Gilles Mahieu sur le couvre-feu dans le Brabant wallon: "Je me suis inspiré de ce qu’a fait Anvers cet été"

Depuis mardi soir, le gouverneur du Brabant wallon a imposé un couvre-feu nocturne sur son territoire et notamment à Louvain-la-Neuve. ©doc

Gouverneur du Brabant wallon, Gilles Mahieu assimile son rôle dans la gestion de la crise du coronavirus à celui du préfet en France.

A l’avant-plan dans la crise du Covid depuis quelques jours - et au dépend peut-être d’autres niveaux de pouvoir - les gouverneurs jouent les courroies de transmission entre le Fédéral qui chapeaute la crise et les communes. Un rôle que Gilles Mahieu, gouverneur de la province du Brabant wallon, assimile à celui du préfet en France.

Explosion des clusters familiaux

"L’explosion des clusters ces derniers jours concerne surtout des noyaux familiaux et quelques entreprises."
Gilles Mahieu
Gouverneur du Brabant wallon

Lundi, Gilles Mahieu a imposé un couvre-feu nocturne entre 01h et 06h du matin sur l’ensemble de son territoire. La mesure est exceptionnelle. Elle vise notamment la ville universitaire de Louvain-la-Neuve où certains jeunes continuent à faire la fête dans les kots. "Mais l’explosion des clusters ces derniers jours concerne surtout des noyaux familiaux et quelques entreprises", précise le gouverneur.  

Tout s’est décidé en cellule de sécurité. "En tant que gouverneur, je suis en charge de la planification d’urgence sur le territoire de la province. Autour de moi, j’ai des experts au niveau de la police, des services d’incendie, en matière de défense ou de logistique. Nous avons eu beaucoup d’échanges avec les gouverneurs des autres provinces et notamment avec ma collègue d’Anvers. Je me suis inspiré de ce qu’a fait Anvers cet été."

Après maintes consultations et face à l’explosion des cas d’infection et la multiplication des clusters, la décision est prise lundi. "Nous avons regardé avec le gouvernement de la Région wallonne quelle mesure était la plus adaptée et la moins impactante économiquement, notamment pour l’horeca. Il est important de dire que cette mesure a été prise en concertation avec les 27 bourgmestres de la province. Le but est clairement que les gens se voient moins. D’après le premier rapport de la nuit dernière, c’est bien respecté."

Garant de la sécurité sur son territoire

"On pourrait fermer des établissements, isoler un périmètre. Mais je n’ai cependant plus beaucoup d’hypothèses de travail qui n’impacteraient pas les provinces voisines ou le national."
Gilles Mahieu
Gouverneur du Brabant wallon

Garant de la sécurité sur son territoire, le gouverneur du Brabant wallon a encore quelques cartouches dans son sac.

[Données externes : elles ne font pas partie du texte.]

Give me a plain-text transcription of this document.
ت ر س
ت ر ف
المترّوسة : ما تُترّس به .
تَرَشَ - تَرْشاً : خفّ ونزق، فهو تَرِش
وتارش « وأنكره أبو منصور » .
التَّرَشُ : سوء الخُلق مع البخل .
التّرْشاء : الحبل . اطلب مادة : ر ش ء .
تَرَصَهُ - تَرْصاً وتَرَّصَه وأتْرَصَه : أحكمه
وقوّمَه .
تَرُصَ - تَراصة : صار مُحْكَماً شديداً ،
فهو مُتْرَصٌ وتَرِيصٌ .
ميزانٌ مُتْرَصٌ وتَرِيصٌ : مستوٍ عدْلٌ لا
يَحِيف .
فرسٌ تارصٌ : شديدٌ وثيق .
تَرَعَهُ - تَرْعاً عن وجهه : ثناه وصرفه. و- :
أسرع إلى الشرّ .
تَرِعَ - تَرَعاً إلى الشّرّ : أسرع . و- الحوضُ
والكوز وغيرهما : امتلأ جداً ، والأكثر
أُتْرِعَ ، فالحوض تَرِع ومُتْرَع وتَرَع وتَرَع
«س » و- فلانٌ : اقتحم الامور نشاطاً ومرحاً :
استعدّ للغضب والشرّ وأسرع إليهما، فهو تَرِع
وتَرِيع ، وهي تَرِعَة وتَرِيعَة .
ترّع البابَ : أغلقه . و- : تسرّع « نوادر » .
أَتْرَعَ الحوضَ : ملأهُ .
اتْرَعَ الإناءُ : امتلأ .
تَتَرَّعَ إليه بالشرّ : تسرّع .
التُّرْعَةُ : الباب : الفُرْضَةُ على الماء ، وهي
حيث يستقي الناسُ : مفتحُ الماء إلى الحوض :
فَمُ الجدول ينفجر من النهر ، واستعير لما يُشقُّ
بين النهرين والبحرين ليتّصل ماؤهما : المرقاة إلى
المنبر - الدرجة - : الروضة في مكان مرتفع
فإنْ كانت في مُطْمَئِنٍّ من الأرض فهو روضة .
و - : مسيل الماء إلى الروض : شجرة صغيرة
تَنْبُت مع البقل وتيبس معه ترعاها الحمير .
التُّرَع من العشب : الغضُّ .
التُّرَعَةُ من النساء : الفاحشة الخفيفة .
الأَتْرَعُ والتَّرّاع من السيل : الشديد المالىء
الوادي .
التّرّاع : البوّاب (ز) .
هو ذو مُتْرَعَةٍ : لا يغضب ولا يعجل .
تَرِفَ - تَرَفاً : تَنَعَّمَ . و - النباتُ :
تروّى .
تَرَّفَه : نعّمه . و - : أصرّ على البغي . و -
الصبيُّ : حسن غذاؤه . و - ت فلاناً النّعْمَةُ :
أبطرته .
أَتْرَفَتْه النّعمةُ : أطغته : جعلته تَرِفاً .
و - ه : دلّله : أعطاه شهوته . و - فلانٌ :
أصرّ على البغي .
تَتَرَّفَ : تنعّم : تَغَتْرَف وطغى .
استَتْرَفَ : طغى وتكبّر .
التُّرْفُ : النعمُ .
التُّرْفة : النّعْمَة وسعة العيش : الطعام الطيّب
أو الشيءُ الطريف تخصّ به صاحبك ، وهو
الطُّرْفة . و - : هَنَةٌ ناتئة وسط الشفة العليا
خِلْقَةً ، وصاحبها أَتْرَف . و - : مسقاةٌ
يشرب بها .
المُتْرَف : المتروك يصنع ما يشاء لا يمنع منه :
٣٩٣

Mais son champ d’actions se rétrécit. "On peut prendre une série de mesures exceptionnelles comme un couvre-feu. On pourrait faire fermer des établissements, isoler un périmètre. Mais je n’ai cependant plus beaucoup d’hypothèses de travail qui n’impacteraient pas les provinces voisines ou le national. Or, les décisions d’un gouverneur ne peuvent pas impacter les autres provinces ou le national. Je ne pourrais pas non plus faire fermer l’ensemble des établissements horeca sans une concertation avec la Région wallonne pour dégager des compensations financières."

Cette casquette sécuritaire est évidemment une des principales tâches d’un gouverneur. "Quand il n’y a pas de crise, il y a toute une préparation des plans de secours ou en matière de terrorisme ou de sécurité autour des usines Seveso qui doit se faire. En fait, tout ce qui est dangereux est entre les mains du gouverneur."

Mais ce n’est pas que ça. A côté de ce rôle sécuritaire, un gouverneur a la tutelle sur les CPAS, les cultes, les cimetières ou encore les officines pharmaceutiques.

Enfin, un gouverneur porte le titre de commissaire du gouvernement fédéral et du gouvernement de la Région wallonne. Cette double casquette lui impose un devoir de neutralité politique. "Le gouverneur représente les intérêts du gouvernement fédéral ou celui de la Région wallonne dans la Province. Il veille au respect de l’exécution des lois. Mais j’ai aussi une fonction de diplomate à l’étranger." Bref, on est loin du cliché où on voit un gouverneur accueillir la famille royale. "En résumé, aujourd’hui, la planification des urgences prend 50% du temps. Elle est même à 100%  en période Covid."